Data overload and rising volumes of data have been discussion topics for at least the past several process nodes. On the manufacturing side, the amount of inspection and measurement data has been ballooning for the past decade. On the design side, it was possible to ignore much of that data and stay focused until 40nm. At 28nm, and particularly in the finFET world where double patterning bridges the gap between foundry, architecture and everything in between, that volume of data no longer can be safely ignored.
Yet solving this problem requires more than just an interface between different data types or linking of metrics. It requires a fundamental change in how heterogeneous data types are blended and how information is extracted from that data. Nevertheless, the results can be rather surprising.
“There is a recent example of how you can use cell phone data in third-world countries to predict an outbreak of cholera,” said Mentor’s Olen. “You can track movements and travel, which are different when people are ill. You can do the same for crime patterns across the United States, where there are known relationships between certain crimes that spawn other crime.”

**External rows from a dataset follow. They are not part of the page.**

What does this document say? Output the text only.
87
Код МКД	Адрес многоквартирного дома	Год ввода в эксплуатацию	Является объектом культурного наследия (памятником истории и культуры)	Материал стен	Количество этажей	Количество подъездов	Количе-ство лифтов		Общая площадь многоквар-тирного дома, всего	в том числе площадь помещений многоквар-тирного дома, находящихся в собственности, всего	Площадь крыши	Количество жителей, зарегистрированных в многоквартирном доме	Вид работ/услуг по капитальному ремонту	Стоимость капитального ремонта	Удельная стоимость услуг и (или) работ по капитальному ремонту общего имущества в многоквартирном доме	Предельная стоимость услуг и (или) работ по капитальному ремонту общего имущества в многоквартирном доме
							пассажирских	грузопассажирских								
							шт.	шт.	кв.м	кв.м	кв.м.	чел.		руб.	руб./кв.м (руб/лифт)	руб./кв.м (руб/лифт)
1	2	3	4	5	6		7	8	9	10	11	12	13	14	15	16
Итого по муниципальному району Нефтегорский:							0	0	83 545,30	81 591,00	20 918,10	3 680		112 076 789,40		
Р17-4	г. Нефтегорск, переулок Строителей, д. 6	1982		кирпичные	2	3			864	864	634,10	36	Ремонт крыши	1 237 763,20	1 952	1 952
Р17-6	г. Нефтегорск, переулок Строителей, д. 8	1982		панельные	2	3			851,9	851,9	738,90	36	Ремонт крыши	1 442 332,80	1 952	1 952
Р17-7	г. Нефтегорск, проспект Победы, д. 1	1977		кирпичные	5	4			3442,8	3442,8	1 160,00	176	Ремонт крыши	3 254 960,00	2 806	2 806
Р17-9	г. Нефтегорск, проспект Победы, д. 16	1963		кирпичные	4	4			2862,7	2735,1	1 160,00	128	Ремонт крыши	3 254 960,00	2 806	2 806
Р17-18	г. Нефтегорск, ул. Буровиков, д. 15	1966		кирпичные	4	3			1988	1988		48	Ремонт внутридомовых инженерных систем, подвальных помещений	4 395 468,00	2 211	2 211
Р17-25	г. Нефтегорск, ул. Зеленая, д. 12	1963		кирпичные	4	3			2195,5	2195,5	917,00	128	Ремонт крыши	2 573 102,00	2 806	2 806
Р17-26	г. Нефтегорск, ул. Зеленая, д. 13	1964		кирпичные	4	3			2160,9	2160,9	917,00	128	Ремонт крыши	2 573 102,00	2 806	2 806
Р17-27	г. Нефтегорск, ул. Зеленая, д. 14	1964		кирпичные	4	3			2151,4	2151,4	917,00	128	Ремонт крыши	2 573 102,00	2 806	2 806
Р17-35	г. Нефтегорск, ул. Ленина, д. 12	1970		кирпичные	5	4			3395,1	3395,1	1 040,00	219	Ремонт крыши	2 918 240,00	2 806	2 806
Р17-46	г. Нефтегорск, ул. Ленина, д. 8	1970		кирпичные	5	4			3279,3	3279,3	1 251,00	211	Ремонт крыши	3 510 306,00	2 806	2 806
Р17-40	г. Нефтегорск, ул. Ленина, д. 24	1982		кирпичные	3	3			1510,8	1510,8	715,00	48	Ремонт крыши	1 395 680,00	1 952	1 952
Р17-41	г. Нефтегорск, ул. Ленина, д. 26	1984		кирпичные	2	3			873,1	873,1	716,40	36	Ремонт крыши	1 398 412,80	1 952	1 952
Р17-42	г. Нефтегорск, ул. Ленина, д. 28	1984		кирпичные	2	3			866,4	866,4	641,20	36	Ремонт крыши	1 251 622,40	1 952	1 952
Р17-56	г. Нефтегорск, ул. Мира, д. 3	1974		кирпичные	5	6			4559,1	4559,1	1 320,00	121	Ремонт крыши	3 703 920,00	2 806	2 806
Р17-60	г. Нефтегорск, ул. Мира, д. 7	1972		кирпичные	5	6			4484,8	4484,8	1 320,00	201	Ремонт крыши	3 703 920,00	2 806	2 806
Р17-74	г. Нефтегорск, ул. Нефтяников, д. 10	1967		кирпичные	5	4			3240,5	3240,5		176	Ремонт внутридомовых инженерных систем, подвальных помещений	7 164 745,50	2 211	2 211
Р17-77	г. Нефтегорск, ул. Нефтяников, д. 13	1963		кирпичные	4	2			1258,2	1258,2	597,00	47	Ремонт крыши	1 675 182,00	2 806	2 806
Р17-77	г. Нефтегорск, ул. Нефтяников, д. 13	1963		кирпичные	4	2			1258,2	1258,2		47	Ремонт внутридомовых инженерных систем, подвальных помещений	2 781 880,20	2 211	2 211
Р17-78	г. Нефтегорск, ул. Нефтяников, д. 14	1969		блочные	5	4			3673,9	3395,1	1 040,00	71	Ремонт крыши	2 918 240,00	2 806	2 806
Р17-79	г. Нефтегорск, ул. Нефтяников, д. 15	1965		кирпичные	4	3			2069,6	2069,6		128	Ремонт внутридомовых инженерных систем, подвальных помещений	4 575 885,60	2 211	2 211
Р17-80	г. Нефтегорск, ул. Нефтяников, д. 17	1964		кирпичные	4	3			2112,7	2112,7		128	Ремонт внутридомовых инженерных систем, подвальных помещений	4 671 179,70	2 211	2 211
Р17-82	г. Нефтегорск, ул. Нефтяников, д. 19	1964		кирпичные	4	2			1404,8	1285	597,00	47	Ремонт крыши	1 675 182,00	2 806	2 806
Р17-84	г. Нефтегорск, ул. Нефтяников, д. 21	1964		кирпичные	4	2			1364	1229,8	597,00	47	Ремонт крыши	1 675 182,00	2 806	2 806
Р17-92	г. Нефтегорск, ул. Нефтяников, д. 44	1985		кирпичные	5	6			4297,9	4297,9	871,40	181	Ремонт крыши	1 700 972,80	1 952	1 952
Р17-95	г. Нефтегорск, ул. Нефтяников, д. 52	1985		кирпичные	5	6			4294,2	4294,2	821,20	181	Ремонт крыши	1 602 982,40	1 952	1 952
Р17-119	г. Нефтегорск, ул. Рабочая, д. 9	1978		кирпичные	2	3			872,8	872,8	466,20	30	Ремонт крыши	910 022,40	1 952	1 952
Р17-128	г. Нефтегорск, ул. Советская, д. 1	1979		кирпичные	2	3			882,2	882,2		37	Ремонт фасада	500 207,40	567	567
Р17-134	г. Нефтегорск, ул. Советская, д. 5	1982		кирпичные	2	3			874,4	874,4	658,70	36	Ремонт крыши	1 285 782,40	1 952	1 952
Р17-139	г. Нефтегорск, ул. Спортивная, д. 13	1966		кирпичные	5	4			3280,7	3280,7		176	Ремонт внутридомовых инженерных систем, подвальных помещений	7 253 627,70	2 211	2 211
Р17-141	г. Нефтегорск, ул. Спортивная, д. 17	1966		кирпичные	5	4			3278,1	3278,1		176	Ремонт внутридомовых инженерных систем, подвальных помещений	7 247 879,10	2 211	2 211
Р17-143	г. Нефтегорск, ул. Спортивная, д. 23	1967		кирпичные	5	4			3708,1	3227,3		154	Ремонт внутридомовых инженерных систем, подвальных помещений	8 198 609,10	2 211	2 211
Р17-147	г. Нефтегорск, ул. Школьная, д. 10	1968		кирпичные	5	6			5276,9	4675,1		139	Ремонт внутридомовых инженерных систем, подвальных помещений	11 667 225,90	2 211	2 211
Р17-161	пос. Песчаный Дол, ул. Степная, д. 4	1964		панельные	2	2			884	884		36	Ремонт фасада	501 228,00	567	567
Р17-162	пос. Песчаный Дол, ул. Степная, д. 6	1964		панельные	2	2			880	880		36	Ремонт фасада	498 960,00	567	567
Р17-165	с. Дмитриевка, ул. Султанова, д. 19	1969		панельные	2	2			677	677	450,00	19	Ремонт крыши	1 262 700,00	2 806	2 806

Whether those kinds of mash-up results can be drawn from the design world using massive amounts of complex, heterogeneous data remains to be seen. At the very least, the data will have to be mined to figure out how to do more mundane tasks such as predicting and identifying bugs, improving yield, and getting working silicon at advanced nodes out the door on time and on budget. After that, it’s anyone’s guess what this ballooning mass of data can tell us.